I can't get enough of his books. I own half of them and I'm purposefully not plowing through them all at once because I want to have new Marquez to read throughout my life. I've even got a few of his more obscure works---and at the time I read one of those obscure works, mine was the only (the only!) review on Goodreads for the title, and he's a Nobel Prize-winning author.
I actually cried on the day Marquez died because, although he'd been suffering ill health for several years, I knew then that it was officially the end of his writing. It still pains me to think that we live in a world where there won't be any new Marquez books. I keep hoping that someone will find some unpublished manuscript of his and bring it to light.
As much as I adore To Kill a Mockingbird, I just can't say the same about Harper Lee. Go Set a Watchman didn't strike me in the same way as TKAM (any surprise she never wanted the damn thing published?) and I don't think she renders emotions as deeply as Marquez did. Harper Lee was good, but Gabriel Garcia Marquez was truly a master of his craft.

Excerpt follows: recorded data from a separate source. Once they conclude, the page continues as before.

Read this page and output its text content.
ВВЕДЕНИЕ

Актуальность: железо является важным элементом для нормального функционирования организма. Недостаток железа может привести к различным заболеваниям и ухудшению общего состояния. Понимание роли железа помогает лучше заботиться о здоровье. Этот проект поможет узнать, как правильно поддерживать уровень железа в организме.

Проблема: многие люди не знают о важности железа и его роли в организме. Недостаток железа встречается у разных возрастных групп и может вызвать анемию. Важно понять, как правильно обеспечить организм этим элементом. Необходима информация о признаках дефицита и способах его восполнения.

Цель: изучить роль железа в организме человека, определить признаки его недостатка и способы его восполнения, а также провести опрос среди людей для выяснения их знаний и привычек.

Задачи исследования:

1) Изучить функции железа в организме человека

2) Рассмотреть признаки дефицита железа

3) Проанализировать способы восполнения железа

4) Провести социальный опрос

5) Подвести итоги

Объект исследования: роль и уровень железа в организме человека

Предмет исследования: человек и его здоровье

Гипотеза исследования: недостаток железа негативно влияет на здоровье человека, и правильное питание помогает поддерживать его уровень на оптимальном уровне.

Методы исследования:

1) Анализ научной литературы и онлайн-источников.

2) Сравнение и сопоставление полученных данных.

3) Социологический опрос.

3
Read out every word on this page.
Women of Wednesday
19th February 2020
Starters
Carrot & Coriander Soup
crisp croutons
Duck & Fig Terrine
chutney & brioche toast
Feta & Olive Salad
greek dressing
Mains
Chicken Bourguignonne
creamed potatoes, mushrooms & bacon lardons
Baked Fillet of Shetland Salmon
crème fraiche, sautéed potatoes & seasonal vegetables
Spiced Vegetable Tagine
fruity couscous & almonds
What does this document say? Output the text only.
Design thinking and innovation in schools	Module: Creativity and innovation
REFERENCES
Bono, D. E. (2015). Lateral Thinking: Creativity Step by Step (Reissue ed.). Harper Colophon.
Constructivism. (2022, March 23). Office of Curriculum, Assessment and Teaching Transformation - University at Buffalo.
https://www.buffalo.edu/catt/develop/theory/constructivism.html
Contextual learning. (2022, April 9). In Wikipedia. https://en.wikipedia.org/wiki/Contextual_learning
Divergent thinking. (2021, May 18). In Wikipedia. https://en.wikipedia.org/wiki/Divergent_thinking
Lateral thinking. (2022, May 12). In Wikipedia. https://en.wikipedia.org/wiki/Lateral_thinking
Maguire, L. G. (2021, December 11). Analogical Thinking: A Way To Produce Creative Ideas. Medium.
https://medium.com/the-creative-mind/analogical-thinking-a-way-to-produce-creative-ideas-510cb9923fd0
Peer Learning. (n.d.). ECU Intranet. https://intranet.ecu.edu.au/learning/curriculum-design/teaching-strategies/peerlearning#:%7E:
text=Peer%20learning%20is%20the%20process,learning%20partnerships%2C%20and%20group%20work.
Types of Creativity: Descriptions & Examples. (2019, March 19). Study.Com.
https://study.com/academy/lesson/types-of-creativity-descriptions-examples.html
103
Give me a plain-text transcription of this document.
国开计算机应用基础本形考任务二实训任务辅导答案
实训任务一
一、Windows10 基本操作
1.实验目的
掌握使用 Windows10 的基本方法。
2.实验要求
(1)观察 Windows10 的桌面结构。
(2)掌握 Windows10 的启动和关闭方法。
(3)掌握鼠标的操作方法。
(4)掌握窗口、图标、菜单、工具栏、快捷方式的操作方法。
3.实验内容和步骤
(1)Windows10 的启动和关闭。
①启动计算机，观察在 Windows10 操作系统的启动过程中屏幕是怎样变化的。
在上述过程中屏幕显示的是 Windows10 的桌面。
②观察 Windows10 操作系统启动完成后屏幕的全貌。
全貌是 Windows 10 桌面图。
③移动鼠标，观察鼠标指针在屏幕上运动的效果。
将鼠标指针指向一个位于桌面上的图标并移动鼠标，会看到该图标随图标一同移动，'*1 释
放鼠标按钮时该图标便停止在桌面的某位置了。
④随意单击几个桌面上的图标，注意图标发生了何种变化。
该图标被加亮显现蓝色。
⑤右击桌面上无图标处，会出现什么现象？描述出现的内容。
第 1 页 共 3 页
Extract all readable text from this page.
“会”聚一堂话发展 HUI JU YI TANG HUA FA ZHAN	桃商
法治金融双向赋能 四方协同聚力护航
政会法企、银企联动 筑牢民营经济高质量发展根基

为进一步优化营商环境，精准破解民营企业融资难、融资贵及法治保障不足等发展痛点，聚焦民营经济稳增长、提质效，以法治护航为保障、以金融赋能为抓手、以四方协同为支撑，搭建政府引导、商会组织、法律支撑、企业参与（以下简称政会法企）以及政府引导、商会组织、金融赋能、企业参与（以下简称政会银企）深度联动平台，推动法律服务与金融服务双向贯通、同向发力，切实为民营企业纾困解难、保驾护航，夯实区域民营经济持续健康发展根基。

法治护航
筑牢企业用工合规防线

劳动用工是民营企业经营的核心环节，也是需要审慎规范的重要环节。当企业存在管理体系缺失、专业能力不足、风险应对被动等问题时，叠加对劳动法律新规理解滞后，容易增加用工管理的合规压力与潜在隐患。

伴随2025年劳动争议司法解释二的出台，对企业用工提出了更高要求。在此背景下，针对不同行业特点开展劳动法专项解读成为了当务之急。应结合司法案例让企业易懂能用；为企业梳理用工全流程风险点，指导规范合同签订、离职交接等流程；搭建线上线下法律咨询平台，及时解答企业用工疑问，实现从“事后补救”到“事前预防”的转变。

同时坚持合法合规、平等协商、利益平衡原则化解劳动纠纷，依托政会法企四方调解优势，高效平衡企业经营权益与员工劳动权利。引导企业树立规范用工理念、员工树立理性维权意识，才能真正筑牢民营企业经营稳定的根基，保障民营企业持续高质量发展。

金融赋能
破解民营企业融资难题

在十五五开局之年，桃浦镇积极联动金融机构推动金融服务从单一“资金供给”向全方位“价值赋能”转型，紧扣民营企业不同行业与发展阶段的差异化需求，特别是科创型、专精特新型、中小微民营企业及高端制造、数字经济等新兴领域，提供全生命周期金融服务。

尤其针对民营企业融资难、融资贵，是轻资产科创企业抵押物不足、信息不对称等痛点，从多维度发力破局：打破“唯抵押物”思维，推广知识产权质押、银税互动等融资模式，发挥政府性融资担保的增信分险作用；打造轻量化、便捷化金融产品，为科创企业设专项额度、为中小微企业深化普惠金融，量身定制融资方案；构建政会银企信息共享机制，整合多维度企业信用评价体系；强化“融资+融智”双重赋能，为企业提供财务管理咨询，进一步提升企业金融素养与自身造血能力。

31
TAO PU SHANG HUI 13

I want to study Marquez's work in the most passionate literary way; I just want to enjoy Lee's work. To me, there's a big difference. I've read similar books to the one Harper Lee wrote, but in all my years of reading and hundreds of books later, I've never seen anyone who (in my entirely subjective opinion) could hold a candle to Gabriel Garcia Marquez. I mean, if you click his name in the tags below this post, you'll see how many times I've sung his praises just on this blog alone.